Her mother tapped her own chest. “It’s me, Rowan.” Then she put her hand on Rowan’s heart. “And it’s you. Just the same.”
“Maybe a bit smaller than before?”
Her mother smiled through her tears. “I was thinking how much you’d grown.”
Rowan reached out to wipe a fresh tear from her mother’s cheek. She held her fingers against her mother’s skin to feel the warmth of her. Then she felt her mother’s body tense. Beyond the cavern came a noise.
“Never a moment’s peace!” exclaimed Jack, breaking the spell.
“Maybe, Jack, you could go and see what’s going on?” asked Rowan’s mother. Her voice sounded strained, not how Rowan remembered it at all.
“What? Oh, I see. Sending me away. No Jacks wanted here.”
He swept out of the cave. Rowan’s mother let out a long breath.
“I’ve so much to tell you, Mom,” Rowan began.
“I want to hear it all, Rowan,” her mother said, stroking her hair. “I want you to tell me everything. Everything I’ve missed . . .”
“Yes, yes! There’s school, there are these girls that bully me a bit, and Dad, he’s, you know, he’s always in his head, but we’ve kept your chair in the same place, and I played your violin the other day, and Willow is really sweet but a bit of a pain, and, and . . .”
Her mother may have been smiling, but Rowan could tell something was wrong.
“How are they? Willow? And your dad?”
“Dad really misses you, and I really miss you. We all miss you. . . .”
“Are they . . . happy?”
Rowan paused.
“Willow . . . ,” she began, not knowing quite what to say. “She doesn’t really remember.”
Her mother closed her eyes.
“And Dad. He’s, well, he’s just not the same as he was. But you’ll see for yourself, Mom! I have your necklace. The Heart of Oak! We can go home. Together.”

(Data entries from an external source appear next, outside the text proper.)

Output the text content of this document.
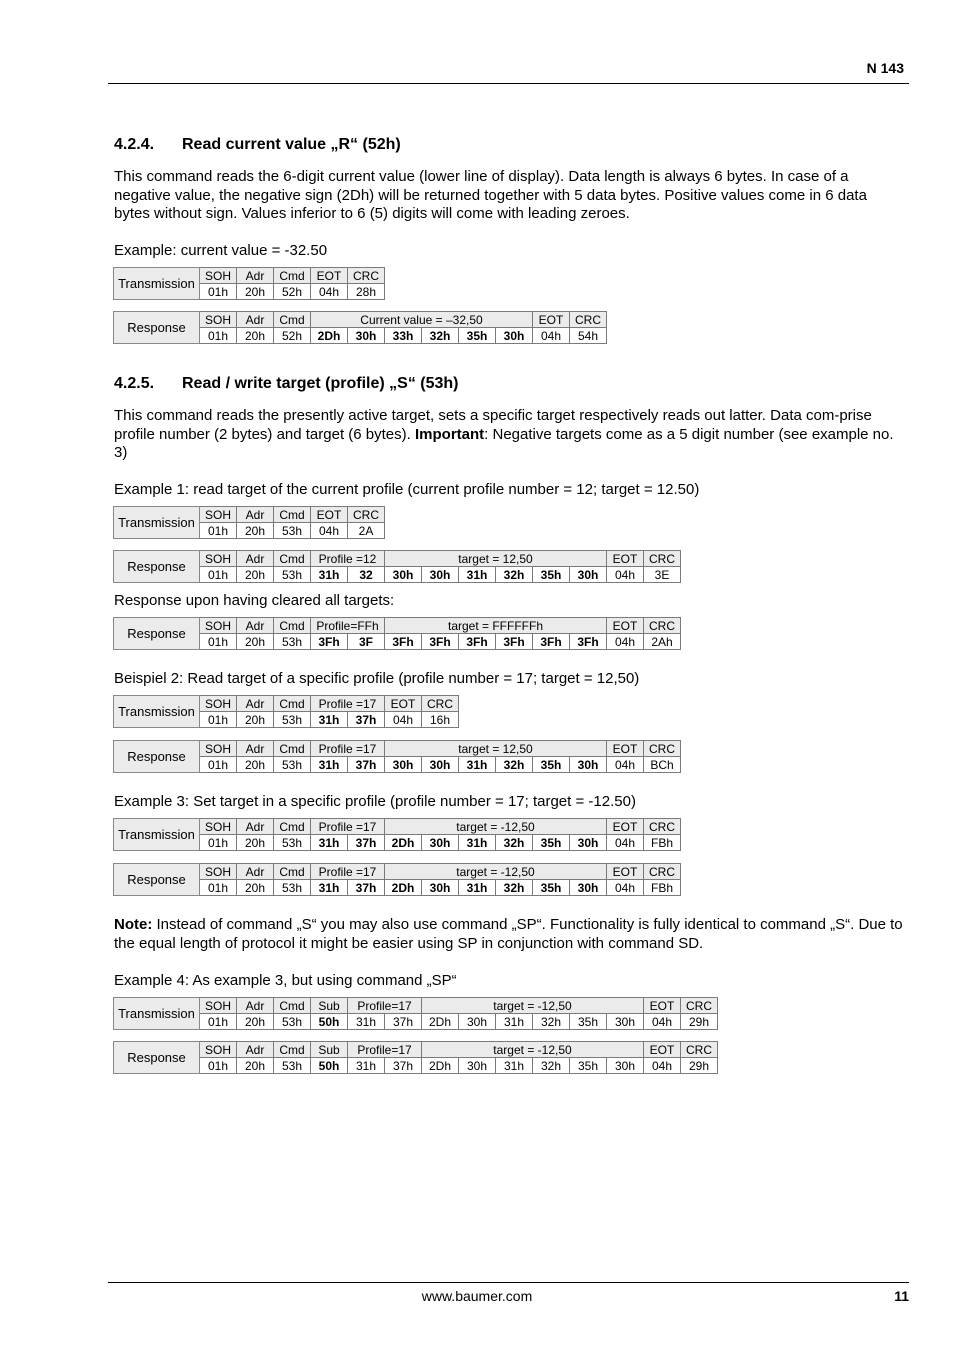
N 143
4.2.4. Read current value „R“ (52h)

This command reads the 6-digit current value (lower line of display). Data length is always 6 bytes. In case of a negative value, the negative sign (2Dh) will be returned together with 5 data bytes. Positive values come in 6 data bytes without sign. Values inferior to 6 (5) digits will come with leading zeroes.

Example: current value = -32.50

Transmission	SOH	Adr	Cmd	EOT	CRC
	01h	20h	52h	04h	28h
Response	SOH	Adr	Cmd	Current value = –32,50						EOT	CRC
	01h	20h	52h	2Dh	30h	33h	32h	35h	30h	04h	54h
4.2.5. Read / write target (profile) „S“ (53h)

This command reads the presently active target, sets a specific target respectively reads out latter. Data com-prise profile number (2 bytes) and target (6 bytes). Important: Negative targets come as a 5 digit number (see example no. 3)

Example 1: read target of the current profile (current profile number = 12; target = 12.50)

Transmission	SOH	Adr	Cmd	EOT	CRC
	01h	20h	53h	04h	2A
Response	SOH	Adr	Cmd	Profile =12		target = 12,50						EOT	CRC
	01h	20h	53h	31h	32	30h	30h	31h	32h	35h	30h	04h	3E

Response upon having cleared all targets:

Response	SOH	Adr	Cmd	Profile=FFh		target = FFFFFFh						EOT	CRC
	01h	20h	53h	3Fh	3F	3Fh	3Fh	3Fh	3Fh	3Fh	3Fh	04h	2Ah

Beispiel 2: Read target of a specific profile (profile number = 17; target = 12,50)

Transmission	SOH	Adr	Cmd	Profile =17		EOT	CRC
	01h	20h	53h	31h	37h	04h	16h
Response	SOH	Adr	Cmd	Profile =17		target = 12,50						EOT	CRC
	01h	20h	53h	31h	37h	30h	30h	31h	32h	35h	30h	04h	BCh

Example 3: Set target in a specific profile (profile number = 17; target = -12.50)

Transmission	SOH	Adr	Cmd	Profile =17		target = -12,50						EOT	CRC
	01h	20h	53h	31h	37h	2Dh	30h	31h	32h	35h	30h	04h	FBh
Response	SOH	Adr	Cmd	Profile =17		target = -12,50						EOT	CRC
	01h	20h	53h	31h	37h	2Dh	30h	31h	32h	35h	30h	04h	FBh

Note: Instead of command „S“ you may also use command „SP“. Functionality is fully identical to command „S“. Due to the equal length of protocol it might be easier using SP in conjunction with command SD.

Example 4: As example 3, but using command „SP“

Transmission	SOH	Adr	Cmd	Sub	Profile=17		target = -12,50						EOT	CRC
	01h	20h	53h	50h	31h	37h	2Dh	30h	31h	32h	35h	30h	04h	29h
Response	SOH	Adr	Cmd	Sub	Profile=17		target = -12,50						EOT	CRC
	01h	20h	53h	50h	31h	37h	2Dh	30h	31h	32h	35h	30h	04h	29h
www.baumer.com	11
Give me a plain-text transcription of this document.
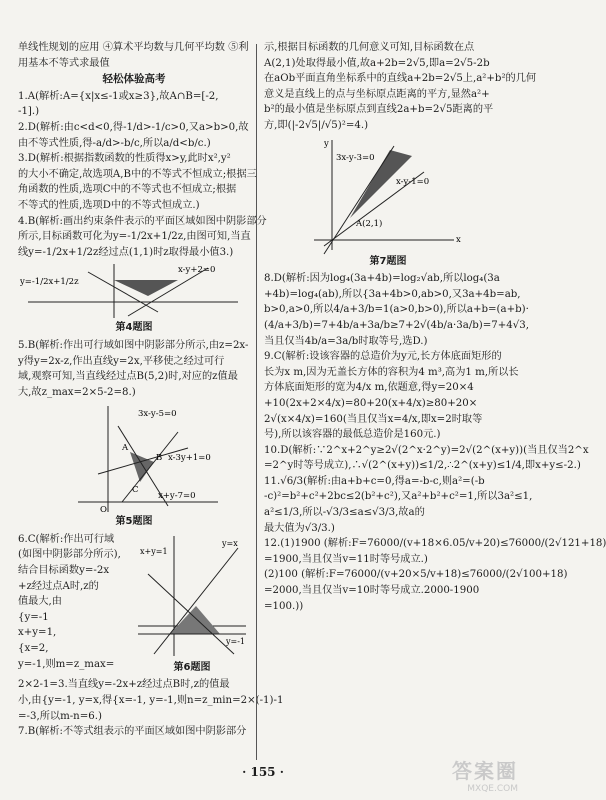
单线性规划的应用 ④算术平均数与几何平均数 ⑤利
用基本不等式求最值
轻松体验高考
1.A(解析:A={x|x≤-1或x≥3},故A∩B=[-2,
-1].)
2.D(解析:由c<d<0,得-1/d>-1/c>0,又a>b>0,故
由不等式性质,得-a/d>-b/c,所以a/d<b/c.)
3.D(解析:根据指数函数的性质得x>y,此时x²,y²
的大小不确定,故选项A,B中的不等式不恒成立;根据三
角函数的性质,选项C中的不等式也不恒成立;根据
不等式的性质,选项D中的不等式恒成立.)
4.B(解析:画出约束条件表示的平面区域如图中阴影部分
所示,目标函数可化为y=-1/2x+1/2z,由图可知,当直
线y=-1/2x+1/2z经过点(1,1)时z取得最小值3.)
y=-1/2x+1/2z
x-y+2=0
第4题图
5.B(解析:作出可行域如图中阴影部分所示,由z=2x-
y得y=2x-z,作出直线y=2x,平移使之经过可行
域,观察可知,当直线经过点B(5,2)时,对应的z值最
大,故z_max=2×5-2=8.)
3x-y-5=0
x-3y+1=0
x+y-7=0
A
B
C
O
第5题图
6.C(解析:作出可行域
(如图中阴影部分所示),
结合目标函数y=-2x
+z经过点A时,z的
值最大,由
{y=-1
x+y=1,
{x=2,
y=-1,则m=z_max=
x+y=1
y=x
y=-1
第6题图
2×2-1=3.当直线y=-2x+z经过点B时,z的值最
小,由{y=-1, y=x,得{x=-1, y=-1,则n=z_min=2×(-1)-1
=-3,所以m-n=6.)
7.B(解析:不等式组表示的平面区域如图中阴影部分
示,根据目标函数的几何意义可知,目标函数在点
A(2,1)处取得最小值,故a+2b=2√5,即a=2√5-2b
在aOb平面直角坐标系中的直线a+2b=2√5上,a²+b²的几何
意义是直线上的点与坐标原点距离的平方,显然a²+
b²的最小值是坐标原点到直线2a+b=2√5距离的平
方,即(|-2√5|/√5)²=4.)
3x-y-3=0
x-y-1=0
A(2,1)
y
x
第7题图
8.D(解析:因为log₄(3a+4b)=log₂√ab,所以log₄(3a
+4b)=log₄(ab),所以{3a+4b>0,ab>0,又3a+4b=ab,
b>0,a>0,所以4/a+3/b=1(a>0,b>0),所以a+b=(a+b)·
(4/a+3/b)=7+4b/a+3a/b≥7+2√(4b/a·3a/b)=7+4√3,
当且仅当4b/a=3a/b时取等号,选D.)
9.C(解析:设该容器的总造价为y元,长方体底面矩形的
长为x m,因为无盖长方体的容积为4 m³,高为1 m,所以长
方体底面矩形的宽为4/x m,依题意,得y=20×4
+10(2x+2×4/x)=80+20(x+4/x)≥80+20×
2√(x×4/x)=160(当且仅当x=4/x,即x=2时取等
号),所以该容器的最低总造价是160元.)
10.D(解析:∵2^x+2^y≥2√(2^x·2^y)=2√(2^(x+y))(当且仅当2^x
=2^y时等号成立),∴√(2^(x+y))≤1/2,∴2^(x+y)≤1/4,即x+y≤-2.)
11.√6/3(解析:由a+b+c=0,得a=-b-c,则a²=(-b
-c)²=b²+c²+2bc≤2(b²+c²),又a²+b²+c²=1,所以3a²≤1,
a²≤1/3,所以-√3/3≤a≤√3/3,故a的
最大值为√3/3.)
12.(1)1900 (解析:F=76000/(v+18×6.05/v+20)≤76000/(2√121+18)
=1900,当且仅当v=11时等号成立.)
(2)100 (解析:F=76000/(v+20×5/v+18)≤76000/(2√100+18)
=2000,当且仅当v=10时等号成立.2000-1900
=100.))
· 155 ·	答案圈
MXQE.COM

Rowan held out the wooden pendant and looped it over her mom’s head. Then she threw her arms tightly around her. The years they had spent apart melted to nothing. In their place rose a certainty that everything was going to be all right. Their family would be reunited and happy again. She looked up into her mother’s face.
“I’m so glad you’re here, little one,” said her mother, but Rowan felt a flicker of doubt. Why wasn’t her mother smiling? “There’s so much I need to tell you, too.”
Before she could carry on, Jack emerged from the shadows.
“It’s your friends, Rowan,” he said. “The bird. Seems to be hurt.”
• • •
Rowan and her mother rushed to find Harold lying in a shallow rock pool carved from colored crystal. Female River Fairies swam around tending to the injured bird. A worried Aiken and Olor pulled Rowan into a hug. Rowan broke free and kneeled down to gently rest her hand on the robin’s head. He opened an eye.
“Did you . . . find her?” he asked, forcing the words out.
Rowan took her mother’s hand and drew her toward Harold.
“She’s here. This is my mom.”
Harold smiled and closed his eye again. Rowan looked up at her mother.
“He just needs to rest,” her mother said quietly.
“The bird will be fine here,” Jack said. “My River Fairies will look after him.” He came to stand between Rowan and her mother. “Come. It’s time to eat.”
“What about the foxes?” asked Aiken. “They know we’re here.”
Jack’s face clouded. “They’ve not found a way in for seven years,” he said quickly. “We don’t need to panic now.”
Olor was bent over Harold, placing a pillow of moss beneath his head. She straightened up and raised her eyebrows at Rowan.
“What do you think?” Olor asked.
“He’ll be fine!” insisted Jack. Before Rowan could say anything, he was already striding out of the cave.